Results: 244 patients registered in the TCP fulfilled the inclusion criteria: PTCL-NOS (n=129), AITL (n=28), ALCL ALK+ (n=33) and ALCL ALK- (n=54). The median age was 57 years (range 18-88). 199 pts (81%) received anthracycline-based regimens, 27 pts (11%) radiotherapy alone (RT), 8 pts (3%) chemotherapy+RT and 12 pts (5%) best supportive care. After a median follow-up of 52 months, the 5-year OS and progression-free survival (PFS) rates were 52% and 43%, respectively. Age >60y, elevated LDH and low serum albumin were independent prognostic factors. The resulting score identified three groups with low- (LR, 29% pts, score 0), intermediate- (IR, 39% pts, score 1), and high-risk (HR, 33% pts, score 2-3) with 5-yr OS of 83% [95% CI 31-100], 53% [95% CI 27-71], and 25% [95% CI 23-84], respectively (P<0·001)(Figure – left panel) and 5-yr PFS of 72% [95% CI 35-100], 44% [95% CI 9-68], and 17% [95% CI 9-35], respectively (P<0·001)(Figure – right panel).
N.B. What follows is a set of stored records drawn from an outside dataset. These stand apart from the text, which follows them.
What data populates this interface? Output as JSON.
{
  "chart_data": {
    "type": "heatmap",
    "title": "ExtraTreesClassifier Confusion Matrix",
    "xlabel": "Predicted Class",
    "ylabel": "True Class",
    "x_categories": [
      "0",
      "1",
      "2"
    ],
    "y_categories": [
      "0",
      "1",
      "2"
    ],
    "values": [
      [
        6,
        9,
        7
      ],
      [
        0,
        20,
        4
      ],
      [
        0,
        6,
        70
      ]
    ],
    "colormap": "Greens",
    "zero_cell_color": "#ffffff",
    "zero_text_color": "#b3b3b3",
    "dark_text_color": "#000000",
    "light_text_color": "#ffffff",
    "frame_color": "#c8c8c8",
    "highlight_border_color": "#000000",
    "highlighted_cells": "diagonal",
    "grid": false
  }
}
110 patients registered in the LaRDR/BrTCLR fulfilled the inclusion criteria and represented an external validation cohort. The median follow-up of the validation cohort was 22 months (range 20-27 months), and 52 events (53% of patients) were recorded. The model was therefore tested in terms of 2-yr OS: 27 patients (23%) LR, 53 patients (49%) IR; and 30 patients (31%) HR. The distribution of the different risk groups was almost superimposable between the training and validation cohorts. The 2-year OS of the three groups was 95% [95% CI 82-ne], 81% [95% CI 74-88] and 52% [95% CI 23-812] for the LR, IR and HR, respectively (P<0,001, HR=3.55, 95% CI 1.7-7.2) in the validation cohort.

In comparison to the PIT and IPTCLP, the Salento model demonstrated the greatest discriminant power with a lower AIC (512) and higher Harrell C-statistic (0.701) than the other prognostic indices (Harrell C- statistic 0.641 for PIT and 0.528 for IPTCLP).

Conclusions: The Salento Model (Limited Stage Peripheral T Cell Lymphoma Prognostic Model) is an objective, simple and robust prognostic tool. It demonstrated greater discriminatory power than established prognostic indices and an analogous distribution and outcomes in the validation cohort. The model identifies a high-risk group with poor outcomes, comparable to advanced stage disease, that should be considered for innovative first-line approaches.